Amateurs would find it easy to confuse Collybiopsis confluens with other types of mushrooms. Characteristic of this species are the narrow-standing lamellae, the thin-fleshed, reddish-brown and quickly-fading cap and the tough, gristly stem, which is usually noticeably hairy and quite long in relation to the diameter of the cap. The tufted growth is also typical for this species.

=== Microscopic traits ===
The smooth, inamyloid spores are 7–10 μm long and 3.5–4.2 (–5) μm wide. They are slightly tear-shaped, ellipsoid or spindle shaped. They are not cyanophilic, meaning that they cannot be dyed with methyl blue. The club-shaped, basidia containing four spores are 22.4–26.6 μm × 5–7 μm big. Pleurocystidia are absent, but there are many 27.5–70 μm long and 2.8–5.6 μm wide cheilocystidia. They are unevenly club- or cylinder-shaped and twisting. In some instances, they can be unevenly battered or branched like coral. The inamyloid Lamellartrama is parallel to interwoven. The hypha are 3.5–7.8 (–14.8) μm wide, smooth, thin-walled and translucent. They partially contain strongly refractive lipid droplets. The Huttrama is inamyloid and loosely interwoven. The Hyphen are 5.5–13.2 μm wide. The skin of the cap (Pileipellis) is only slightly differentiated and consists of crawling, branched, and radially orientated hyphen. The hyaline and thin walled cells are 2.8–7 μm wide and mostly smooth. Occasionally, they can be spirally and unevenly encrusted by a fine, faint yellow-brown pigment. Clamp connections are present in all tissues.

Gymnopus peronatus can be similar. This also has lamella far apart from each other, yellow lamella when the mushroom is young, light brown lamellae when the mushroom is old, tastes burning hot and grows fewer tufts.

== Distribution ==
Collybiopsis confluens is widely spread throughout Pakistan and the Holarctic realm.

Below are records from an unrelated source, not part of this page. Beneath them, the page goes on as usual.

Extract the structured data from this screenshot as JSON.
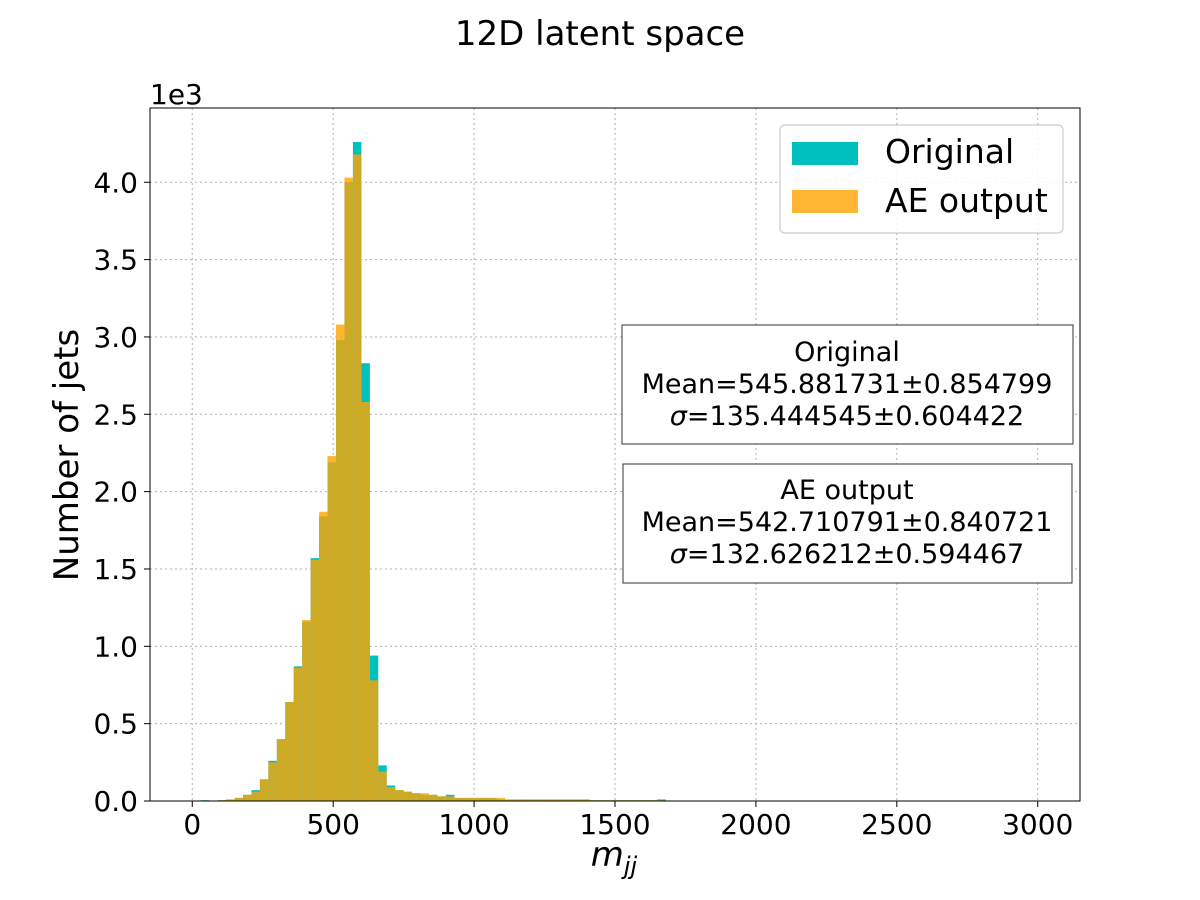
{
  "chart_data": {
    "type": "bar",
    "title": "12D latent space",
    "xlabel": "m",
    "xlabel_sub": "jj",
    "ylabel": "Number of jets",
    "y_multiplier_label": "1e3",
    "xlim": [
      -150,
      3150
    ],
    "ylim": [
      0,
      4.48
    ],
    "xticks": [
      0,
      500,
      1000,
      1500,
      2000,
      2500,
      3000
    ],
    "yticks": [
      0.0,
      0.5,
      1.0,
      1.5,
      2.0,
      2.5,
      3.0,
      3.5,
      4.0
    ],
    "ytick_labels": [
      "0.0",
      "0.5",
      "1.0",
      "1.5",
      "2.0",
      "2.5",
      "3.0",
      "3.5",
      "4.0"
    ],
    "grid": true,
    "legend_position": "top-right",
    "bin_width": 30,
    "x": [
      45,
      75,
      105,
      135,
      165,
      195,
      225,
      255,
      285,
      315,
      345,
      375,
      405,
      435,
      465,
      495,
      525,
      555,
      585,
      615,
      645,
      675,
      705,
      735,
      765,
      795,
      825,
      855,
      885,
      915,
      945,
      975,
      1005,
      1035,
      1065,
      1095,
      1125,
      1155,
      1185,
      1215,
      1245,
      1275,
      1305,
      1335,
      1365,
      1395,
      1425,
      1455,
      1485,
      1515,
      1545,
      1575,
      1605,
      1635,
      1665,
      1695
    ],
    "series": [
      {
        "name": "Original",
        "color": "#00bfbf",
        "values": [
          0.005,
          0.0,
          0.005,
          0.01,
          0.02,
          0.04,
          0.07,
          0.14,
          0.26,
          0.4,
          0.64,
          0.87,
          1.16,
          1.57,
          1.84,
          2.19,
          2.98,
          4.0,
          4.26,
          2.83,
          0.94,
          0.23,
          0.1,
          0.07,
          0.06,
          0.05,
          0.04,
          0.04,
          0.03,
          0.04,
          0.02,
          0.02,
          0.02,
          0.02,
          0.02,
          0.01,
          0.01,
          0.01,
          0.01,
          0.01,
          0.01,
          0.01,
          0.01,
          0.01,
          0.01,
          0.01,
          0.005,
          0.005,
          0.005,
          0.005,
          0.005,
          0.005,
          0.005,
          0.005,
          0.01,
          0.0
        ]
      },
      {
        "name": "AE output",
        "color": "#ffa500",
        "values": [
          0.0,
          0.0,
          0.005,
          0.01,
          0.02,
          0.04,
          0.06,
          0.14,
          0.25,
          0.4,
          0.64,
          0.86,
          1.17,
          1.56,
          1.87,
          2.23,
          3.08,
          4.03,
          4.18,
          2.58,
          0.78,
          0.19,
          0.09,
          0.07,
          0.06,
          0.05,
          0.05,
          0.04,
          0.03,
          0.03,
          0.02,
          0.02,
          0.02,
          0.02,
          0.02,
          0.02,
          0.01,
          0.01,
          0.01,
          0.01,
          0.01,
          0.01,
          0.01,
          0.01,
          0.01,
          0.01,
          0.005,
          0.005,
          0.005,
          0.005,
          0.005,
          0.005,
          0.005,
          0.005,
          0.005,
          0.0
        ]
      }
    ],
    "stat_boxes": [
      {
        "title": "Original",
        "mean_line": "Mean=545.881731±0.854799",
        "sigma_symbol": "σ",
        "sigma_text": "=135.444545±0.604422"
      },
      {
        "title": "AE output",
        "mean_line": "Mean=542.710791±0.840721",
        "sigma_symbol": "σ",
        "sigma_text": "=132.626212±0.594467"
      }
    ]
  }
}
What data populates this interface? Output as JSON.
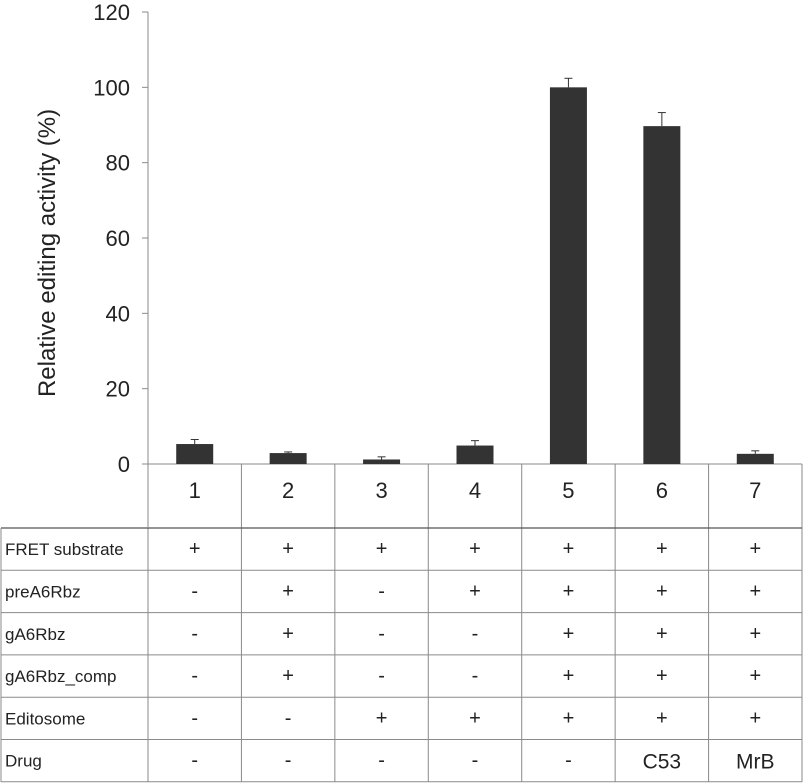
{
  "chart_data": {
    "type": "bar",
    "ylabel": "Relative editing activity (%)",
    "ylim": [
      0,
      120
    ],
    "yticks": [
      0,
      20,
      40,
      60,
      80,
      100,
      120
    ],
    "categories": [
      "1",
      "2",
      "3",
      "4",
      "5",
      "6",
      "7"
    ],
    "values": [
      5.3,
      2.9,
      1.2,
      4.9,
      100,
      89.7,
      2.7
    ],
    "errors": [
      1.2,
      0.3,
      0.7,
      1.3,
      2.4,
      3.6,
      0.8
    ],
    "bar_color": "#333333",
    "grid": false
  },
  "table": {
    "rows": [
      {
        "label": "FRET substrate",
        "cells": [
          "+",
          "+",
          "+",
          "+",
          "+",
          "+",
          "+"
        ]
      },
      {
        "label": "preA6Rbz",
        "cells": [
          "-",
          "+",
          "-",
          "+",
          "+",
          "+",
          "+"
        ]
      },
      {
        "label": "gA6Rbz",
        "cells": [
          "-",
          "+",
          "-",
          "-",
          "+",
          "+",
          "+"
        ]
      },
      {
        "label": "gA6Rbz_comp",
        "cells": [
          "-",
          "+",
          "-",
          "-",
          "+",
          "+",
          "+"
        ]
      },
      {
        "label": "Editosome",
        "cells": [
          "-",
          "-",
          "+",
          "+",
          "+",
          "+",
          "+"
        ]
      },
      {
        "label": "Drug",
        "cells": [
          "-",
          "-",
          "-",
          "-",
          "-",
          "C53",
          "MrB"
        ]
      }
    ]
  }
}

In the Holoartic realm, the distribution area reaches from the meridian to the subarctic climate zone. The species has been documented in North Asia (Caucasus, Eastern Siberia, Kamchatka, China, Korea, Japan), North America (USA, Canada), and Europe. In Europe the mushroom is distributed from Spain in the South to Macedonia in the South-East. In western Europe they can be found in France, Great Britain, in the Benelux countries and northwards to the Hebrides. They appear throughout all of middle Europe, east Europe, Ukraine, Belarus and Russia. They can also be found throughout all of Fennoscandia. In the north, its distribution area reaches Sweden and Finland, to beyond the arctic circle.

== Ecology ==

This species appears in almost every native forest, as well as in common forest communities. They mainly contain adult copper beeches. The fruiting body appears from July to November mostly in rows of clusters or fairy circles from 1 to 5 meters in diameter. As a substrate, deciduous and coniferous trees serve very well, however they grow most frequently on copper beech wood. The mushrooms appear from lowland to high mountain land.

== Relevance ==

The mushroom is not edible, even though it likely contains no poison. Due to the tough, cartilaginous stalk and the thickness of its flesh, it is hardly used for this purpose.